Madame le maire

novembre 2008
Marie-Josée Roig s'est retrouvée maire d'Avignon sur la base d'un compromis, à droite, qui devait être provisoire. En 2014, à la fin de son 3ème mandat, elle aura dirigé la ville durant presque 20 ans.

Marie-Josée Roig a d’ores et déjà battu un record. Jamais avant elle un maire n’avait été élu à trois reprises en Avignon. « Elle a déjà fait un mandat de trop, celui-là va être catastrophique. » L’amabilité est signée Alain Dufau, sénateur, conseiller général et conseiller municipal UMP. Son inimitié avec Mme le maire, UMP elle aussi, date de 1995. Après avoir tenté, en vain, de s’emparer du Conseil général, Alain Dufau espérait que Marie-Josée Roig, fraîchement élue en mairie, lui cède son fauteuil. Mais la petite prof de lettre, sur laquelle personne n’aurait durablement parié, a très vite pris goût au pouvoir et n’a jamais voulu céder sa place. « Elle fait de plus en plus de coups, d’effets d’annonces, mais ne va jamais jusqu’au bout des dossiers. Dans son mode de gouvernance, elle est de plus en plus égoïste », assène Alain Dufau. Dernier effet de manche : la volonté de Mme le maire de construire sur l’Ile Piot, une grande salle de spectacle et de répétition à l’image de « l’opéra de Sydney ». « Elle avait déjà affirmé qu’elle projetait de compléter le pont d’Avignon en verre ou en bambou comme le pont de la rivière Kwaï. C’est disproportionné. La consommation électrique de l’opéra de Sydney équivaut à une ville de 25 000 habitant. En plus, l’Ile Piot est inondable ! », s’indigne Michèle Fournier-Amand, tête de liste PS aux dernières municipales.

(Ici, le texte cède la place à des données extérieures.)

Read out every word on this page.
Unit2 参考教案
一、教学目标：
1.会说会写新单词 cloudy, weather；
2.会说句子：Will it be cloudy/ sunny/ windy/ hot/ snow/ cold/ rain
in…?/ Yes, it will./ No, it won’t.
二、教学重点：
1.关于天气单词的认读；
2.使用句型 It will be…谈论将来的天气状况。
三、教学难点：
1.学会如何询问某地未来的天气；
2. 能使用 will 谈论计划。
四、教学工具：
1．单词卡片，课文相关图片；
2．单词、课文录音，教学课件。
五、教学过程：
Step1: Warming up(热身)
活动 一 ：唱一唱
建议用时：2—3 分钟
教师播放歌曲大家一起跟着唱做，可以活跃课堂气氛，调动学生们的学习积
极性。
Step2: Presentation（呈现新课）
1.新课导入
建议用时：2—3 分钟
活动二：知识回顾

Marie-Josée Roig l’a emporté avec 51,88 %. Elle avait obtenu, en 2001, 63,61 %, écrasant Elisabeth Guigou et mettant ainsi un terme au parachutage de celle qui était alors ministre de la solidarité et de la ville. Mme le maire, qui aime se présenter comme une femme de terrain, a elle aussi eu droit à son portefeuille ministériel. Ses passages éclairs comme ministre de la famille et de l’enfance, durant 9 mois en 2004, et ministre déléguée à l’Intérieur, durant six mois en 2005, n’ont guère laissé de souvenirs.

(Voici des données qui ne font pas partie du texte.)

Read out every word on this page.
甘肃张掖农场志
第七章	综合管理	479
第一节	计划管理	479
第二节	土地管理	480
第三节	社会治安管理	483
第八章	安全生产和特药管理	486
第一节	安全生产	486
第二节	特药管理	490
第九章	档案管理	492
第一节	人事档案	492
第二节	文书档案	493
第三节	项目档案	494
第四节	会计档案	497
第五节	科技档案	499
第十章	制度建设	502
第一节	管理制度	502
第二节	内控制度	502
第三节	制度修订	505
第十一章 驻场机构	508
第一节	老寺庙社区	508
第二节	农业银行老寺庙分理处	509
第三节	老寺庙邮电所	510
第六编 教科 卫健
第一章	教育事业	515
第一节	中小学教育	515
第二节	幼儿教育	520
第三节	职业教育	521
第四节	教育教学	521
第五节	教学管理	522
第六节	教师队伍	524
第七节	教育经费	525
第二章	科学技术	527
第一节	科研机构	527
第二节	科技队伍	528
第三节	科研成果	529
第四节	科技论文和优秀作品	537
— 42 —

« Le maire vit dans son univers, repliée sur elle-même. La démocratie participative est factice en Avignon. Les conseils de quartier se réunissent une fois l’an et sont complètement bidons », déplore Jean-Luc Fauche, président de la Maison alternative et solidaire. « Combien de fois le maire a-t-elle fait une réunion publique dans les quartiers en dehors des élections ?, interroge Abdel Zahiri, de l’association AJCREV (Alliance de la jeunesse contre le racisme, l’exclusion et la violence). Elle ne vient pas, pas plus que les autres élus, pour ne pas être confrontée à son impuissance. » Chiraquienne historique – c’est à Avignon que l’ancien président de la République avait annoncé en 2002 sa candidature aux présidentielles – Marie-Josée Roig ne se déplace pas dans toutes les banlieues de la ville mais aime, comme le grand Jacquot, aller au contact de ses électeurs. « Elle est l’émanation du milieu commerçant. Tous ses projets ont pour finalité de les avantager », juge Jacques Fortin, le responsable local de la LCR.

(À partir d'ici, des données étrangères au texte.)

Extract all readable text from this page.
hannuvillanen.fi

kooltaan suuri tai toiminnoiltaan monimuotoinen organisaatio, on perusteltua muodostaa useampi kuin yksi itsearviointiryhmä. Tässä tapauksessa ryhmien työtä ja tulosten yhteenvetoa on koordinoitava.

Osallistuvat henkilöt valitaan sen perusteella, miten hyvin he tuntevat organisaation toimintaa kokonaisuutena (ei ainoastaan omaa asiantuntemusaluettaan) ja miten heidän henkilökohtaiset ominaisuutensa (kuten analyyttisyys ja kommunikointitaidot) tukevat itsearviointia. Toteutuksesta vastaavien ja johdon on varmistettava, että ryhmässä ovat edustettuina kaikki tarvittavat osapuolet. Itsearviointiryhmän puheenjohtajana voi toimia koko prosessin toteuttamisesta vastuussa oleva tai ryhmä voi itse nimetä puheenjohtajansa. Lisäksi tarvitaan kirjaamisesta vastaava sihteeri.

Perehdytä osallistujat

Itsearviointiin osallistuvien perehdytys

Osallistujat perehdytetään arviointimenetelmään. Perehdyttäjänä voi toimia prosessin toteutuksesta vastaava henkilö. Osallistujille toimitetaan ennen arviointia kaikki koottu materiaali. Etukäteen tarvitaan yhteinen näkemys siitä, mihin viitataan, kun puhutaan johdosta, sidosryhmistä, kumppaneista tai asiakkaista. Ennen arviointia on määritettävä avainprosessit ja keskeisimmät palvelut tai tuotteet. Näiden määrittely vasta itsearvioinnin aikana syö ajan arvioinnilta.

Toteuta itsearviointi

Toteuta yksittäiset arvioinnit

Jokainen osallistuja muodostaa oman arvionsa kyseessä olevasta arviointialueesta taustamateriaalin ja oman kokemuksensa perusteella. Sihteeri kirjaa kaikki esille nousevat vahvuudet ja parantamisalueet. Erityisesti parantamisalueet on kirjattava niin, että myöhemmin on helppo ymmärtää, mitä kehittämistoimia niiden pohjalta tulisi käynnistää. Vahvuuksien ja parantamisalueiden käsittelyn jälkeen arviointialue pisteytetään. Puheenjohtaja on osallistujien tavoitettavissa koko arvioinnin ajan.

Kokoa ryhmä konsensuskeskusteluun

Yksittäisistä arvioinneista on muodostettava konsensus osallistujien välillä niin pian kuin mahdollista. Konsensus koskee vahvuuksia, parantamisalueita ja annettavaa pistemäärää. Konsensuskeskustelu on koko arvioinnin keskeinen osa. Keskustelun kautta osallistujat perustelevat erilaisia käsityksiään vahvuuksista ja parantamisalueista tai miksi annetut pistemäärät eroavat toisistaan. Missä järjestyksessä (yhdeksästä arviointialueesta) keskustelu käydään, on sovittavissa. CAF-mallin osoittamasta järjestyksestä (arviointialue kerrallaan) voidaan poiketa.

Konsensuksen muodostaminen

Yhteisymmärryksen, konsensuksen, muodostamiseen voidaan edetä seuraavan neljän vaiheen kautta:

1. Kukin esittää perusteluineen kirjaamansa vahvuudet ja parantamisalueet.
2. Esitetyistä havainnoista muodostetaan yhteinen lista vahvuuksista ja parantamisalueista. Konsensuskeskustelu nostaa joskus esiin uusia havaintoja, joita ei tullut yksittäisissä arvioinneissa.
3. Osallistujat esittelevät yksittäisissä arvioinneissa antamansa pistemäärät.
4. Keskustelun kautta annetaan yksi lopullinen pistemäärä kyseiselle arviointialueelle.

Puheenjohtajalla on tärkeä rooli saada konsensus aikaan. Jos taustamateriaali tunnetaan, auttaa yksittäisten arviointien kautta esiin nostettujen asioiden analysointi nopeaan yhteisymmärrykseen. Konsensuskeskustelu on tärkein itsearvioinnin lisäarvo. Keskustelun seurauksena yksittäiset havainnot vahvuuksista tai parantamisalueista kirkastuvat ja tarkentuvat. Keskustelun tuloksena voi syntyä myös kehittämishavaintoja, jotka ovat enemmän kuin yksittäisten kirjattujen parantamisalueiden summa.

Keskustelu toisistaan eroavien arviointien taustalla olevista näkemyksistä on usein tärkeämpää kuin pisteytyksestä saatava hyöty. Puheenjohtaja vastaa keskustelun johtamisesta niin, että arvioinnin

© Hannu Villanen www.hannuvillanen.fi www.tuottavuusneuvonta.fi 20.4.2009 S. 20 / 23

Quels souvenirs laissera-t-elle dans sa ville ? Peu nombreux pour son opposition qui lui concède tout juste d’avoir réussi l’aménagement des berges du Rhône. « Tout le monde pensait que Marie-Josée Roig était incapable d’être maire lorsqu’elle est arrivée aux responsabilités, note André Castelli, conseiller général PCF. Elle a prouvé qu’elle était capable de gérer la ville. Mais pour elle, la viabilité d’Avignon passe par la financiarisation à outrance des politiques publiques. La ville est quasiment privatisée. » Martine Gras du Collectif contre les inégalités et les exclusions est encore plus lapidaire : « le maire veut chasser ses pauvres ». Sans les divisions de la gauche, entre ses différentes sensibilités et à l’intérieur de chaque formation politique, une alternance aurait été possible en mai dernier. Pour quelle alternative ? Marie-Josée Roig est toujours aux commandes. Elle soufflera sa 76ème bougie, en 2014, à la fin de son mandat.